Dr. Giulino Roth’s research team at Weill Cornell Medicine led a study to determine if pharmacologic modulation of latency I tumors could induce immunogenic latency III viral antigen expression and if this would sensitize resistant tumors to EBV-directed immunotherapy. The study was conducted in collaboration with specialists in hematology, pathology, and infectious diseases at several other major institutions.

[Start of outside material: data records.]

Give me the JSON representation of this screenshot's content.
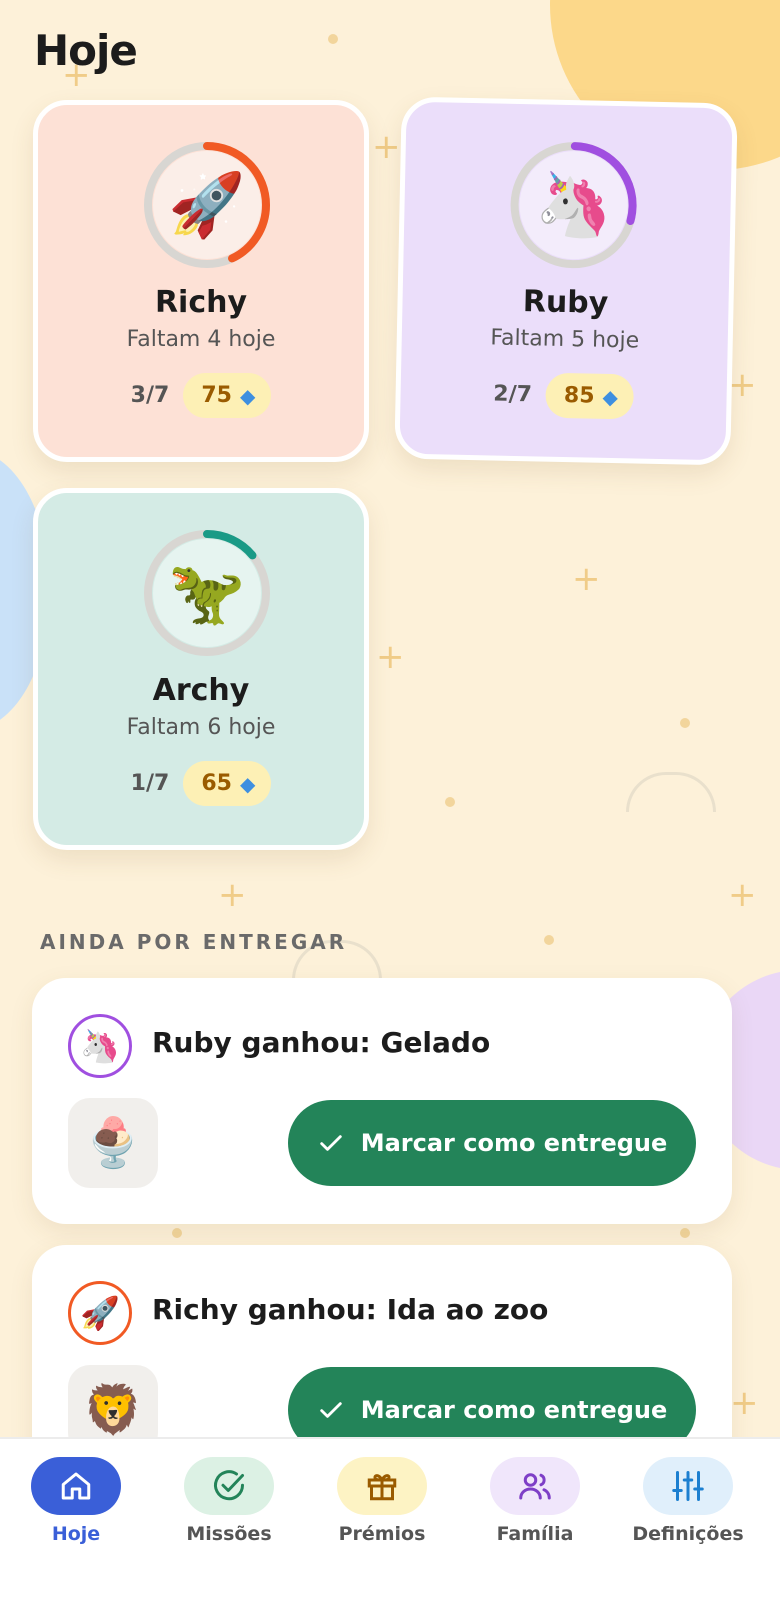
{
  "header": {
    "title": "Hoje"
  },
  "kids": [
    {
      "name": "Richy",
      "avatar": "🚀",
      "avatar_icon": "rocket-icon",
      "remaining": "Faltam 4 hoje",
      "progress_text": "3/7",
      "progress_fraction": 0.43,
      "gems": "75",
      "ring_color": "#f15a24",
      "card_color": "#fde1d6"
    },
    {
      "name": "Ruby",
      "avatar": "🦄",
      "avatar_icon": "unicorn-icon",
      "remaining": "Faltam 5 hoje",
      "progress_text": "2/7",
      "progress_fraction": 0.29,
      "gems": "85",
      "ring_color": "#a04fe0",
      "card_color": "#ebdefa"
    },
    {
      "name": "Archy",
      "avatar": "🦖",
      "avatar_icon": "dinosaur-icon",
      "remaining": "Faltam 6 hoje",
      "progress_text": "1/7",
      "progress_fraction": 0.14,
      "gems": "65",
      "ring_color": "#1a9a86",
      "card_color": "#d4ebe5"
    }
  ],
  "gem_icon": "gem-icon",
  "pending": {
    "section_label": "AINDA POR ENTREGAR",
    "items": [
      {
        "title": "Ruby ganhou: Gelado",
        "avatar": "🦄",
        "avatar_icon": "unicorn-icon",
        "avatar_border": "#a04fe0",
        "reward_image": "🍨",
        "reward_icon": "ice-cream-icon",
        "button_label": "Marcar como entregue"
      },
      {
        "title": "Richy ganhou: Ida ao zoo",
        "avatar": "🚀",
        "avatar_icon": "rocket-icon",
        "avatar_border": "#f15a24",
        "reward_image": "🦁",
        "reward_icon": "lion-icon",
        "button_label": "Marcar como entregue"
      }
    ]
  },
  "tabs": [
    {
      "label": "Hoje",
      "icon": "home-icon",
      "active": true,
      "pill_color": "#3a5fd8"
    },
    {
      "label": "Missões",
      "icon": "check-circle-icon",
      "active": false,
      "pill_color": "#dcf1e4"
    },
    {
      "label": "Prémios",
      "icon": "gift-icon",
      "active": false,
      "pill_color": "#fdf3c4"
    },
    {
      "label": "Família",
      "icon": "family-icon",
      "active": false,
      "pill_color": "#f0e6fb"
    },
    {
      "label": "Definições",
      "icon": "sliders-icon",
      "active": false,
      "pill_color": "#e0effb"
    }
  ]
}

Their findings, published in the May 21, 2020 issue of Blood, validated the research hypothesis and revealed the following:

• A high-throughput drug screen enabled the research team to pinpoint small molecules that induce expression of latency III viral genes in latency I EBV+ Burkitt lymphoma
• The chemotherapy drug decitabine was identified as a potent inducer of immunogenic EBV antigen and induced the latency III antigen expression in vitro and in vivo
• Hypomethylation of EBV+ Burkitt lymphoma in murine models induced expression of immunogenic viral antigens that sensitized tumors to T-cell-mediated killing

Decitabine treatment induces an up-regulation of EBV latency III antigen LMP-1 in Kem I in vitro. Immunofluorescence staining for LMP-1 in Kem I cells treated with drug (decitabine) vs vehicle control (DMSO) for 72 hours at the following doses: A) vehicle B) decitabine 50 nM C) decitabine 1 uM. Data are shown as percent GFP/Dapi in treated cells compared with vehicle control. Experiments were performed in triplicate.

“Our approach represents a departure from traditional EBV-directed therapy,” notes Dr. Giulino Roth. “We sought to shift latency in order to create a more immunogenic tumor that is responsive to immunotherapy. Through a comprehensive pharmacologic screen, we found that a short course of low-dose decitabine can depress latency I and III EBV+ Burkitt lymphoma antigens, with effects persisting beyond completion of the therapy.”

Referencing her international motivation, Dr. Giulino Roth notes, “Our results have profound implications for providing treatments to children with EBV lymphomas in sub-Saharan Africa and resource-limited countries where high-dose chemotherapy is not feasible, and outcomes are poor. These children would particularly benefit from targeted therapies.”